Peter Simonsen, vice president of information systems for Arizona State Savings & Credit Union, knows that flexibility is crucial to meeting member needs and maintaining competitiveness. Until recently, however, the credit union's core systems slowed progress toward these goals.

> "Technology is shifting the balance of power from the money provider to the buyer of financial services. This is no longer simply about banking," says Simonsen. "We're in the money business, where members' demands are constantly changing.

"We had 23 offices across the state of Arizona, no data network, and 11 different legacy phone systems," says Simonsen. "That made communication difficult-both internally and with our members. Our online information system was expensive and provided limited functionality; and our paper-driven business processes were labor-intensive."

Simonsen knew that up-to-date data and voice networks were necessary for the Phoenix-based credit union. After talking with Cisco Systems, he decided that integrating voice and data on a single voice-over-IP (VoIP) network would provide the converged network the credit union needed and the quality-of-service (QoS) tools to make it work.

"I was concerned about the quality of the voice transmission," says Simonsen, "but when I saw the tools for prioritizing the various voice and data packets, I knew we could get good telephone service, as well as a good data network." The new network, connecting 300 employees at 23 sites, was installed in seven months.

"We now have voice, data, video and QoS on one wire," says Simonsen. "Network features, such as integrated voice and e-mail on every PC desktop, increase the efficiency of our associates, and direct-inward dialing and four-digit internal dialing make our associates more easily accessible. We're also using Cisco IP Contact Center (IPCC) technology to manage incoming calls."

The use of IP communications has substantially reduced costs for the credit union. According to Simonsen, calls from the branches to headquarters, as well as those among branches, now travel over the credit union's private IP network instead of incurring charges on the public telephone network. "We have a fixed cost for carrying the network, but we have no marginal added cost for carrying the long-distance calls among branches," he says.

The credit union lowers costs further by using the network to bypass toll calls within the state and to concentrate out-of-state long-distance calls through a single location. Simonsen estimates a return on investment in 18 months. Controlling costs is only one part of the profitability picture, however.

"This new infrastructure gives us the organizational flexibility we need," adds Simonsen. "We do all of the telephone moves, adds and changes (MACs) ourselves, saving $250 for each MAC order.

"Using IPCC, we can handle incoming calls in various ways, depending on our needs," says Simonsen. "For instance, if a branch is short on employees, we can send its calls to the call center and provide the same high level of customer service. In addition, the product's reporting tolls and chat features let us have an agent to-manager ratio of 15-to-1, about twice what you'd have in a legacy PBX call-center environment."

As a result, the organization is able to handle 30% more calls and the average customer wait time during peak calling times is down to approximately two minutes. Callers can now be queued in the IPCC's IP interactive voice response component, instead of hearing a busy signal when agents are taking other calls. All credit union associates also have a unified messaging solution on their PC desktop, providing them with integrated voice mail and e-mail, and the ability to retrieve all messages, using either channel, from a single inbox.

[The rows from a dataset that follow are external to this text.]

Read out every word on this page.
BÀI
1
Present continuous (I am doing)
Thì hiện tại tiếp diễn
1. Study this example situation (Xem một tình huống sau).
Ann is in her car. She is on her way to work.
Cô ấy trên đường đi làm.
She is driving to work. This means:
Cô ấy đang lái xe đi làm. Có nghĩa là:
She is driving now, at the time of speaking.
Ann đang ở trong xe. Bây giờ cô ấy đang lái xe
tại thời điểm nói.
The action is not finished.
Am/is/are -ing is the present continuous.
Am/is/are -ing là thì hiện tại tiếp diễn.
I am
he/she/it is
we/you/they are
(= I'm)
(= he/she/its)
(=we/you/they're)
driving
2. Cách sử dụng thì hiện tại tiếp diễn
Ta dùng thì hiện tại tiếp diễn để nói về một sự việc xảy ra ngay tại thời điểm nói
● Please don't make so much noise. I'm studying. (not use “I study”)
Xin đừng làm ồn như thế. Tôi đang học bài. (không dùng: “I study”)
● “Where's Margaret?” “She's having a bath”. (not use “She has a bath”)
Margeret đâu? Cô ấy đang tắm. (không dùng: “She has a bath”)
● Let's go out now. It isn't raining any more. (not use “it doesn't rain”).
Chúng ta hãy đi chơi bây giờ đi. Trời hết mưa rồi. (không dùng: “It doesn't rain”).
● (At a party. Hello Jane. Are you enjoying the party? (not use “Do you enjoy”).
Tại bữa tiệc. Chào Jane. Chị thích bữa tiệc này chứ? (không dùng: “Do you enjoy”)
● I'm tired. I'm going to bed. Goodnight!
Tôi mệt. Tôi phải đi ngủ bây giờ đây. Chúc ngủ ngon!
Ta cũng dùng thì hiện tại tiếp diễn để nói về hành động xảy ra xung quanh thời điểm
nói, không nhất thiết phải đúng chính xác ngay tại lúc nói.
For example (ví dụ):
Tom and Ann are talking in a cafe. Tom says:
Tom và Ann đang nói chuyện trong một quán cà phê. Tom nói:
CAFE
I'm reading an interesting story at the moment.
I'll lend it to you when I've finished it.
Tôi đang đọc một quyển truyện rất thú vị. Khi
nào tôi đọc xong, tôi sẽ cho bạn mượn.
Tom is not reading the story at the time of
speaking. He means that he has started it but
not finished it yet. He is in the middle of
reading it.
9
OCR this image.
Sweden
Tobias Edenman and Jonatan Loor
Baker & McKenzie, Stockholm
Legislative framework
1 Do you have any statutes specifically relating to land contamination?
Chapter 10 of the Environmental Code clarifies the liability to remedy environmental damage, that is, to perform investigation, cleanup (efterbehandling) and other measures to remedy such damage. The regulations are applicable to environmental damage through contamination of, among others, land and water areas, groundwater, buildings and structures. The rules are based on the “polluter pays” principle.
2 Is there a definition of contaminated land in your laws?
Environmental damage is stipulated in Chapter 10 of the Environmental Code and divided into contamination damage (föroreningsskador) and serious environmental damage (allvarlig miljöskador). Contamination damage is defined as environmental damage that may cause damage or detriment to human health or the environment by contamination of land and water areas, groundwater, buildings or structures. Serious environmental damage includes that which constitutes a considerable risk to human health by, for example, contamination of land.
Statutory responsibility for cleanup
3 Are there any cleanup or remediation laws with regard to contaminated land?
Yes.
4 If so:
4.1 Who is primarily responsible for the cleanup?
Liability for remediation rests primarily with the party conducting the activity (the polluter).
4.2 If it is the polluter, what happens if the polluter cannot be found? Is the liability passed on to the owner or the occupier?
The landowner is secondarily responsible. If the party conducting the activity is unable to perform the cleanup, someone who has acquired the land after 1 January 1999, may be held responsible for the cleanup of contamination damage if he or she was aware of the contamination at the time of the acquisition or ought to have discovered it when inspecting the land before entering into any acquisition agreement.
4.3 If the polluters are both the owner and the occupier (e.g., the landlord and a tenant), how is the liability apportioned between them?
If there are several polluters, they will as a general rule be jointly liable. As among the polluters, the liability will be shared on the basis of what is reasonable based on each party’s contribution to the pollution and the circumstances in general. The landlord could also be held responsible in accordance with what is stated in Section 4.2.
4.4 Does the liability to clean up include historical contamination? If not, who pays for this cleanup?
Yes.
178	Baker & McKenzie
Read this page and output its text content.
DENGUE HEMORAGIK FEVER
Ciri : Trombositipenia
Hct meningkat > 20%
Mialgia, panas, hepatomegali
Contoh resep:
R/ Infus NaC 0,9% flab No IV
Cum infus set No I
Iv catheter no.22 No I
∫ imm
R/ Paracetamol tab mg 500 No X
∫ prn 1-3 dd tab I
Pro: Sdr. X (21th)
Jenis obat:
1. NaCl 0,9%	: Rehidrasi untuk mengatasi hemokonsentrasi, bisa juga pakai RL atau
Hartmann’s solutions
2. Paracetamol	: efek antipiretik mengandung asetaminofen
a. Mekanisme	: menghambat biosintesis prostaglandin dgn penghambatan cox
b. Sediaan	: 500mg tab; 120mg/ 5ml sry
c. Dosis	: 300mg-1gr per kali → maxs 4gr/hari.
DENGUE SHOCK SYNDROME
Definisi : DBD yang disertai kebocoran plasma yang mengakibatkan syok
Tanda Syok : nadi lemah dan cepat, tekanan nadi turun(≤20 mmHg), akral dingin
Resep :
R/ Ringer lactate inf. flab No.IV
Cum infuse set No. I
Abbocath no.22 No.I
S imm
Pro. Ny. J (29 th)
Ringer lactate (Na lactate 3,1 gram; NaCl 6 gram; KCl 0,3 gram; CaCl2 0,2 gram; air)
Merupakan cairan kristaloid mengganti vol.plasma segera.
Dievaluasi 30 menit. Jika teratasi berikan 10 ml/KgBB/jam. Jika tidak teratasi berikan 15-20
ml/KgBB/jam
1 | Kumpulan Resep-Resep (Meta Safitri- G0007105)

The fact any associate can log in to IPCC at any time and become a call-center agent has meant cost savings and productivity gains for the credit union. "With a traditional voice solution in the call center, when you have an increase in call volume due to special promotions or other factors, and you want to ensure that members don't just get a busy signal when they call, you need to hire more personnel," Simonsen says. "With this solution, anyone in the company can be a call-center agent at any time. This gives us the flexibility we need to deliver outstanding customer service and keep our costs low."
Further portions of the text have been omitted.